The AFC does not appear good, there is big spike at lag 11 and many spikes out of the interval. The histogram is not in the perfect shape but is okay. Let’s try other the models.

 fit <- leisure %>%
    model(
      arima210011 = ARIMA(sqrt(Employed) ~ pdq(2,1,0) + PDQ(0,1,1)),
      arima012011 = ARIMA(sqrt(Employed) ~ pdq(0,1,2) + PDQ(0,1,1)),
      auto = ARIMA(sqrt(Employed))
    )
  glance(fit)

  fit %>% select(auto) %>% report()

## Series: Employed 
## Model: ARIMA(2,1,2)(0,1,1)[12] 
## Transformation: sqrt(Employed) 
## 
## Coefficients:
##          ar1      ar2      ma1     ma2     sma1
##       1.6261  -0.9132  -1.4773  0.7937  -0.5443
## s.e.  0.0400   0.0309   0.0535  0.0352   0.0340
## 
## sigma^2 estimated as 0.03655:  log likelihood=226.22
## AIC=-440.44   AICc=-440.35   BIC=-411.26

 fit %>%
    select(auto) %>%
    gg_tsresiduals()

The automatically selected ARIMA(2,1,2)(0,1,1) model does not improve AICc values comparing to our previous models, however, the diagnostic plot appear much better, ACF still have big spike on lag 11 but less out of bound spike.

f.

Forecast the next 3 years of data. Get the latest figures from https://fred.stlouisfed.org/categories/11 to check the accuracy of your forecasts.

fc <- fit %>%
  forecast(h = "3 years")
fc %>%
  filter(.model=="auto") %>%
  autoplot(us_employment %>% filter(year(Month) > 2000)) 

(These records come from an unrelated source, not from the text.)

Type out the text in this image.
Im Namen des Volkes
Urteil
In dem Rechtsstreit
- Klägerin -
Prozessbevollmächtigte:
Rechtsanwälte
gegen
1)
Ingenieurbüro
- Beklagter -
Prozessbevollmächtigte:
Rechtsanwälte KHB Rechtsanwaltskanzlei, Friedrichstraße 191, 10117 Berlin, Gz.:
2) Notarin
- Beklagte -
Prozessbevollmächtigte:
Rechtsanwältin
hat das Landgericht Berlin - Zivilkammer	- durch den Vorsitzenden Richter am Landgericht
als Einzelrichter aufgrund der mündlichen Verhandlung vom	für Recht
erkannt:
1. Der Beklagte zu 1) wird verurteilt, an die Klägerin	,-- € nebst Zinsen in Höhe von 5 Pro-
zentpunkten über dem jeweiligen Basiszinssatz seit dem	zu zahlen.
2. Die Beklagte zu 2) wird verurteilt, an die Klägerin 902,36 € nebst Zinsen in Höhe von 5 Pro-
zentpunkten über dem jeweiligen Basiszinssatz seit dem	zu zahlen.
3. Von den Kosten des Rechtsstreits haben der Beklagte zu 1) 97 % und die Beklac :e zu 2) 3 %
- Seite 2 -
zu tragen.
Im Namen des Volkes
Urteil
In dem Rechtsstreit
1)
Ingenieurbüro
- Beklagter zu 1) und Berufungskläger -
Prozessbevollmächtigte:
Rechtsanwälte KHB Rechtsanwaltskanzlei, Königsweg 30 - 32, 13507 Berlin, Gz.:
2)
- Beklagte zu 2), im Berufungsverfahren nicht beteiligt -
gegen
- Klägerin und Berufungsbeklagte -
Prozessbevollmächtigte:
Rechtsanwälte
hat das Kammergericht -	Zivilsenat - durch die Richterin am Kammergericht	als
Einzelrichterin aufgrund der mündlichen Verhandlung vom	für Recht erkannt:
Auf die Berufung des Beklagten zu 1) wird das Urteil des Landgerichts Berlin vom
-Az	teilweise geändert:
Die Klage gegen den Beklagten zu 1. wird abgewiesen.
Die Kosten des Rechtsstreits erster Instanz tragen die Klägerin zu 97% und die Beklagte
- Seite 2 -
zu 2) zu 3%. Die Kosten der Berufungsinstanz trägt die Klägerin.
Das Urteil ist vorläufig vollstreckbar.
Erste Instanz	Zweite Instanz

update <- readr::read_csv("CEU7000000001.csv") %>%
  mutate(
    Month = yearmonth(DATE),
    Employed = CEU7000000001
  ) %>%
  select(Month, Employed) %>%
  as_tsibble(index=Month) %>%
  filter(Month >= min(fc$Month))

## Rows: 1009 Columns: 2
## ── Column specification ────────────────────────────────────────────────────────
## Delimiter: ","
## dbl  (1): CEU7000000001
## date (1): DATE
## 
## ℹ Use `spec()` to retrieve the full column specification for this data.
## ℹ Specify the column types or set `show_col_types = FALSE` to quiet this message.

fc %>% accuracy(update)

 fc %>%
    filter(.model=="auto") %>%
    autoplot(us_employment %>% filter(year(Month) > 2000)) +
    geom_line(data=update, aes(x=Month, y=Employed), col='red')

The initial forecasts look great, but then the pandemic hit US and lead to a huge drop on the employment in this industry.

g.

Eventually, the prediction intervals are so wide that the forecasts are not particularly useful. How many years of forecasts do you think are sufficiently accurate to be usable?

On this the pandemic data, its about 5 months. Otherwise, in general perhaps 2–3 years.